Rackspace (RAX) reported earnings of 20 cents that were in line with estimates but revenue of $480 million was slightly lower than estimates for $482 million. The earnings did not really shake up the stock but the guidance did. The company projected revenue growth of 1.5% to 2.5% in Q2 due to a delay in enterprise bookings and "slower customer installations and customer churn." Multiple analysts downgraded the stock and shares fell -13%.

The earnings cycle is winding down with only three headliners on Wednesday. Shake Shack (SHAK) could probably be included in that list but it has only a narrow but faithful audience.

Crude rallied $1.33 in the regular session and it is up another 65 cents in afterhours to $61.40. The prior resistance at $58 worked perfectly as support on the three days of profit taking. Goldman Sachs must be frustrated today because they just released a report saying the oil rally was premature and we should expect a continued decline. They said the rebound from the lows was probably the result of speculators and current prices were expensive given the fundamentals.

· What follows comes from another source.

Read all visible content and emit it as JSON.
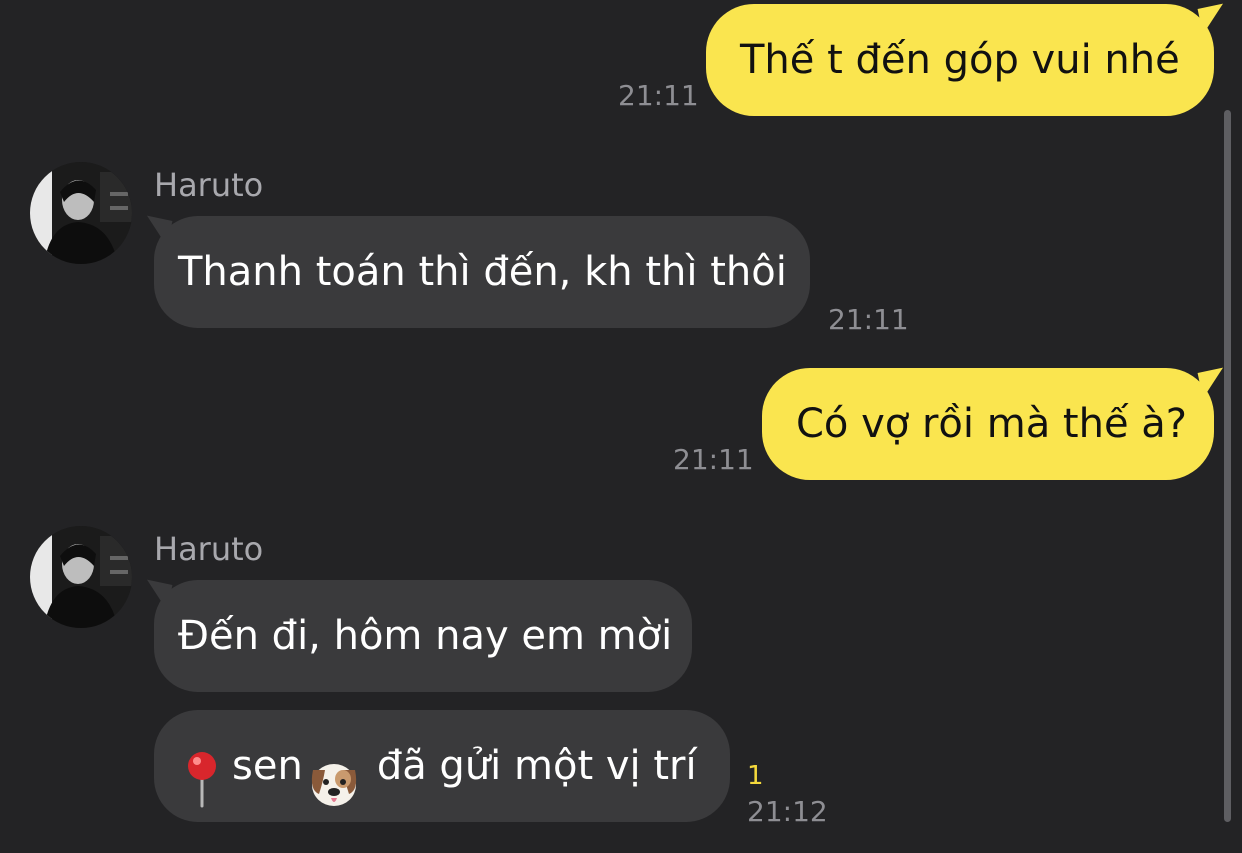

The analysts said unfinished wells (fraclog) could cause shale production to spike again if prices were to rise too quickly. Currently there are about 4,600 drilled but not completed wells in the USA. Drilling is 50% of the cost of a well and fracturing and completing the well is the other 50%. Producers are saving money today by not completing the wells. They cap them and move on to the next hole. This keeps their contracted rigs busy and they avoid paying penalties for sending the rigs back to the owners. In theory when oil prices rise the producers can quickly complete the wells and put them into production. In reality that is not as quick as you would expect. There is a tremendous amount of scheduling for crews, equipment, material, sand, water, etc that has to all come together for each well. Some analysts believe it could take more than 12 months to complete all the drilled wells. Crews have been laid off and equipment moved to holding areas. Plus, the crews that are active will be working on completing new wells that are still being drilled.

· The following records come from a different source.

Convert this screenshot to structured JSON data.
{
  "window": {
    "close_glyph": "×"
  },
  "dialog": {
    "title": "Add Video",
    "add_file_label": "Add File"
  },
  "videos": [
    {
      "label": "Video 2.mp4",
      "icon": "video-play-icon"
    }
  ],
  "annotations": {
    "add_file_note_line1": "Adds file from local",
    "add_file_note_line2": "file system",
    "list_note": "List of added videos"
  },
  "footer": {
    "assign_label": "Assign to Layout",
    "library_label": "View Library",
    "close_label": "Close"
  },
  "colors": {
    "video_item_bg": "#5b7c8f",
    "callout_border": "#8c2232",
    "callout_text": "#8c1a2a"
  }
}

This link is a picture of Halliburton fracking a well.

Goldman argued that even after a -56% decline in active rigs that would only stabilize production rather than reduce it. They believe production will not decline significantly until 2016. However, if prices rise over $65 it could prompt drillers to put rigs back to work on expectations for higher prices in the future. Goldman pointed out that low prices have forced low cost producers like Russia, Saudi Arabia and Iraq to increase production in order to replace revenue lost by those low prices.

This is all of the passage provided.